Ich muss dieser Besprechung vorausschicken, dass ich (Überraschung!) nicht der größte R.E.M. Fan bin. Dieses Buch stellt sich für Alternative Rock Freunde oder R.E.M. Aficionados also eventuell in einem anderen Licht dar.

Andererseits lese ich fast alles an Musikbüchern, was mir in die Hände fällt. Und Werke über thematisch völlig Metal-unverdächtiges wie James Last, Tom Jones oder Chuck Berry sind großartige Unterhaltung und auch für den Liebhaber völlig anderer Stilrichtungen wertvoll.

Mit „Life And How To Live It“ habe ich mich allerdings sehr geplagt. Bereits der Untertitel „Die Geschichte einer Rockband, die (fast) keine Fehler machte“ weist den Weg, der auf über 300 Seiten beschritten wird.
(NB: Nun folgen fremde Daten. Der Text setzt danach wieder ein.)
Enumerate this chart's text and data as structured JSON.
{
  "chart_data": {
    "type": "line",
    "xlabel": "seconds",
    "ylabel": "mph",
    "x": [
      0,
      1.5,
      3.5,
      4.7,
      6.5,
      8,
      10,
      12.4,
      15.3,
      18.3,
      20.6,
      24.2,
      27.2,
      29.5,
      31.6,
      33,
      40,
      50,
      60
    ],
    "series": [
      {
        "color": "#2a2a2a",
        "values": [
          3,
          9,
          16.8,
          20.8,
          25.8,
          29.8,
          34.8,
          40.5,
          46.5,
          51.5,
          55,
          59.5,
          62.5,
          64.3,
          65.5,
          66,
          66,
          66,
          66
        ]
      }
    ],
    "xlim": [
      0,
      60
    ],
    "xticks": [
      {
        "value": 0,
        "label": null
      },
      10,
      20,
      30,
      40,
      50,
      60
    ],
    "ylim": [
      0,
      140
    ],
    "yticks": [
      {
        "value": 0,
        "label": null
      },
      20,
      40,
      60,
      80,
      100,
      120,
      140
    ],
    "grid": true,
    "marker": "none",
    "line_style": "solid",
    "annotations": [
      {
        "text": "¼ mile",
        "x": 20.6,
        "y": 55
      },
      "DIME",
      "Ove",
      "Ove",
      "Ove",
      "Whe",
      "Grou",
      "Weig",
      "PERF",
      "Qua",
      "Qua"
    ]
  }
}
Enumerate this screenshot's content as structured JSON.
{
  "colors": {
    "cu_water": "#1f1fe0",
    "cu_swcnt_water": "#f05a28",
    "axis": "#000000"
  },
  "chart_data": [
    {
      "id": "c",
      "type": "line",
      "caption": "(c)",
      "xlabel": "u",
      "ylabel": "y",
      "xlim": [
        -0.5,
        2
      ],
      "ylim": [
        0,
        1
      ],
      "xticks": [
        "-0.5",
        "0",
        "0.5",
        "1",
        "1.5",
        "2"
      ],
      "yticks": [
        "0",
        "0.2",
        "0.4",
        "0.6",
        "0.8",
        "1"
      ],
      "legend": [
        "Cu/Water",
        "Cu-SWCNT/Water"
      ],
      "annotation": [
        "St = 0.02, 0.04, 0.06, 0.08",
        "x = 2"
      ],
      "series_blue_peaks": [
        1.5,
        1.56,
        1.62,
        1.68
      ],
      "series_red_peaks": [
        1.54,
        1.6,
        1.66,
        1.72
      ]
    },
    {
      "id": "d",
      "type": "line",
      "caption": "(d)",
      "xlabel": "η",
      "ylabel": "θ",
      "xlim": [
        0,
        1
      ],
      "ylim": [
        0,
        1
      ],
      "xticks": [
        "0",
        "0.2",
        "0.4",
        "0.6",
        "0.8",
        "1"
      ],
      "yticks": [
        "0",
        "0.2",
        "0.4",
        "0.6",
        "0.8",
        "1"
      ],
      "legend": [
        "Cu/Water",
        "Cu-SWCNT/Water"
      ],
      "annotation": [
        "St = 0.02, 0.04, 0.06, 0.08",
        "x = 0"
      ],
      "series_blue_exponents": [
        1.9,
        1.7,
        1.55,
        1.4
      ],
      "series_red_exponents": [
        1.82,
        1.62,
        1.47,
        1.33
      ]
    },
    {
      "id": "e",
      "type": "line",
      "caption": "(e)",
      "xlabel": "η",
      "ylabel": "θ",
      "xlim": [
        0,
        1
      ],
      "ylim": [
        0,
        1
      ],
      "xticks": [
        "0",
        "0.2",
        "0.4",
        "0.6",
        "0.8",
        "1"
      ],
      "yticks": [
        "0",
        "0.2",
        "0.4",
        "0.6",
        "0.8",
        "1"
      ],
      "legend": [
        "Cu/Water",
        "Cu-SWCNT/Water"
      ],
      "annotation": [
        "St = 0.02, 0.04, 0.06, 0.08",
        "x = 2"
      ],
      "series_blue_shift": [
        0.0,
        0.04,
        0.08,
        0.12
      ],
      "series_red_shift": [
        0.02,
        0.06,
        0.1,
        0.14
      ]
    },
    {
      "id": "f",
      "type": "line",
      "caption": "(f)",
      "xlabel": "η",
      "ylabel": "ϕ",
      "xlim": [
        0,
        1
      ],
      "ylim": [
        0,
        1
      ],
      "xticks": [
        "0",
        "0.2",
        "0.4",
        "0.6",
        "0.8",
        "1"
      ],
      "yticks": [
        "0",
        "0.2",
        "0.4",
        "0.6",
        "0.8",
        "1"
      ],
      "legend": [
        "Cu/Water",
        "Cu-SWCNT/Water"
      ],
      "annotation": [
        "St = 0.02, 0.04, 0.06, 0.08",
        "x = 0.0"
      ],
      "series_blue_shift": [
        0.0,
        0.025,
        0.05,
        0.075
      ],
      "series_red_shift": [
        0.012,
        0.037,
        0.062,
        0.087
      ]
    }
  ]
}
Es fehlt kritische Distanz

Denn kritische Distanz fehlt hier fast durchgängig und lässt den Leser relativ schnell ermüden. Die Dauerbejubelung der Vier als sozial engagiert, unkommerziell, musikalisch kompromisslos, empathisch, edel und gut liest sich doch recht unglaubwürdig und unterhält auch nur spärlich. Widersprüche dabei werden nicht beleuchtet. Dass die angeblich so wenig an Erfolg orientierte Band einen der fettesten Plattenverträge der Neunziger Jahre aushandelt zum Beispiel. Oder dass trotz des Mantras, nur als Quartett existieren zu können der Ausstieg von Schlagzeuger Billy Berry nicht zum Ende R.E.M.s führt.

Liebenswerte Nerd-Listen

Dass Birgit Fuß sattelfest in der Materie und ein langjähriger Fan ist findet sich natürlich in liebenswert nerdigen Listen wie einer Aufzählung der Tiere und Pflanzen in R.E.M.-Songs, einer Liste der Coverversionen oder einer Auflistung der Nebenprojekte oder Alben mit R.E.M.-Beteiligung wieder. Wirklich interessant auch für den Nicht-Fan ist das Kapitel über Michael Stipes Lyrics, gut geschrieben und analytisch.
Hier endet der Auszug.